If you are interested in privacy you are probably interested in password storage … plus I wanted everyone to know about the inevitable future enshitification of this product. Spread the word and replacement recommendations are welcome too.
If you are interested in privacy you are probably interested in password storage … plus I wanted everyone to know about the inevitable future enshitification of this product. Spread the word and replacement recommendations are welcome too.
Compromising Vaultwarden provides an opportunity to inject malicious JavaScript and steal the database password when it’s opened. NextCloud can never leak any info about how I open my password database.
Any password manager could be comprimised. A bug could even be installed on your system or malware.
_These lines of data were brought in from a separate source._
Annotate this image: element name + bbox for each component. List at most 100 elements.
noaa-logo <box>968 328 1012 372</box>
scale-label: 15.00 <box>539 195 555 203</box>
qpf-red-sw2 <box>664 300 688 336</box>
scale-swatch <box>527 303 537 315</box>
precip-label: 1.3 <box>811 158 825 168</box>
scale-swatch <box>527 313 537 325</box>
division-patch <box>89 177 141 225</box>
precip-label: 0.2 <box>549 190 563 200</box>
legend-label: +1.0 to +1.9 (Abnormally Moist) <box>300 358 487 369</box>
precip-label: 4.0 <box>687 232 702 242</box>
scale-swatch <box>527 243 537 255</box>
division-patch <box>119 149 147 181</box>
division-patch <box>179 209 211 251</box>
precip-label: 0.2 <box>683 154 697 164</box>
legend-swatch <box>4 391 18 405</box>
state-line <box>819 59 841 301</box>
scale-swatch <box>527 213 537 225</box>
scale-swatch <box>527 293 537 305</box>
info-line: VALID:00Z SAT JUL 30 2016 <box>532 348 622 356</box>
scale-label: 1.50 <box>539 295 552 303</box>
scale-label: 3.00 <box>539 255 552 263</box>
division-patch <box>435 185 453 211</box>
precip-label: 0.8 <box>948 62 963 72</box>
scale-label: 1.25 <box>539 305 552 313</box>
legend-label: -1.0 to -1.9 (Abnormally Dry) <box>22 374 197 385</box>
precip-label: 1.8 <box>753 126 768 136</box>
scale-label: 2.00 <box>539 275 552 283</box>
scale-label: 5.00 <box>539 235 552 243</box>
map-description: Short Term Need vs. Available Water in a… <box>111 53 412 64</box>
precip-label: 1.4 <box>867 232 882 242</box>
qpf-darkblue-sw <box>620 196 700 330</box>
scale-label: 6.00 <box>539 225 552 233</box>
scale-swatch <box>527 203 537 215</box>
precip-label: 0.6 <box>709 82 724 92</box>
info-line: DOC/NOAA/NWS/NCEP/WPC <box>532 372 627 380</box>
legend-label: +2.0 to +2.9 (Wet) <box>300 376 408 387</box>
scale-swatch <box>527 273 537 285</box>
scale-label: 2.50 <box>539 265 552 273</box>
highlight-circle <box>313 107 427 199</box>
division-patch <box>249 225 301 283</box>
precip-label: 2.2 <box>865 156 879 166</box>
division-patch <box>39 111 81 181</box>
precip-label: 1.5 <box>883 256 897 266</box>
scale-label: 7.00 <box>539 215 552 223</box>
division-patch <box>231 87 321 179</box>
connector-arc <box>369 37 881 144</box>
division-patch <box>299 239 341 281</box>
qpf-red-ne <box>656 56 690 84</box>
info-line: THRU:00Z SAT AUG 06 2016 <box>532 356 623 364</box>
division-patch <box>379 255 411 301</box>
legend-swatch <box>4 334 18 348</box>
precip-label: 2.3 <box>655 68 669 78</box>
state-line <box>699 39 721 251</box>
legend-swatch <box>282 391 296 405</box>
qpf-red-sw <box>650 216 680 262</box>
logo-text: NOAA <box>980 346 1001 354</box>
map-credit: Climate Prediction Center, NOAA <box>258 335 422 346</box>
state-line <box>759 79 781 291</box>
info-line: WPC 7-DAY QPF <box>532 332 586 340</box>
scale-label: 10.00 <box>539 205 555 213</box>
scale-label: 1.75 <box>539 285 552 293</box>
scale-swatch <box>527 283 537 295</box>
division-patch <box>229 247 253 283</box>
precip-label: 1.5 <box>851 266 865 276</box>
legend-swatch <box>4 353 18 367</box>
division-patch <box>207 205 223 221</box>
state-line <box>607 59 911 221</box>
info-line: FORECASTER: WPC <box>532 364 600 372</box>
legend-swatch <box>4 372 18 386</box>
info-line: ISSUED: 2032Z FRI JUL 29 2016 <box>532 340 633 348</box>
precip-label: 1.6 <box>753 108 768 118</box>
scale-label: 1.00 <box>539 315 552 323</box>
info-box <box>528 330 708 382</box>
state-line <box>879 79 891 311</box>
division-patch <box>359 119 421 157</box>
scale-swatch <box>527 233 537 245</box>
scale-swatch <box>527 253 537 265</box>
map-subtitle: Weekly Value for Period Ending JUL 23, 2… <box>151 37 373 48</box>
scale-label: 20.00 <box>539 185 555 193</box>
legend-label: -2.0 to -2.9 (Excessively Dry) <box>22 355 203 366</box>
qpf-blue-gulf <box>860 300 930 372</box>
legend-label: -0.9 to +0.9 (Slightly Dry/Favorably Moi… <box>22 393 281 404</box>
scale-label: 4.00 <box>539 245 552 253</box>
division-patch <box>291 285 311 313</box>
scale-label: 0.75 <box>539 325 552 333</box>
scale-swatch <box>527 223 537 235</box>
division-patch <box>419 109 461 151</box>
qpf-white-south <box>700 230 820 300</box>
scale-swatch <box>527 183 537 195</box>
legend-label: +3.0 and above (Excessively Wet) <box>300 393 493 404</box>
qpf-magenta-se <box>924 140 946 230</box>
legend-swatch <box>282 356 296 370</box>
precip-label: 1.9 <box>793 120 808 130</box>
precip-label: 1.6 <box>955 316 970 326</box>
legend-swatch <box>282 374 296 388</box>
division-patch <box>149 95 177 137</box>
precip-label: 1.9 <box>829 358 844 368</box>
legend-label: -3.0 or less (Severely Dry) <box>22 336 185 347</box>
What’s the difference?
NextCloud doesn’t know how you open the password db, but KeePass (for example) does, so the master pass comprimise would be with that.
Specifically the syncing part being done with any tool, doesn’t matter.
Who or how are you thinking Vaulwarden is being comprimised?
Sure, any manager could be compromised, but no client that handles my password database in any way connects to the internet, and all of them come from either signed Linux packages or signed Android apps. If Vaultwarden has a security vulnerability, you can steal the key and the database. If NextCloud is compromised, you can steal the database but not the key. To compromise the password manager client would require either stealing the publishing keys or getting the original author to publish a malicious version.
I see your point, but if your server can only be accessed through a VPN, I think the risk is mitigated. Maybe I’m being naive.
Yeah, that would largely mitigate the risk, but this whole discussion started because I personally didn’t want to do that.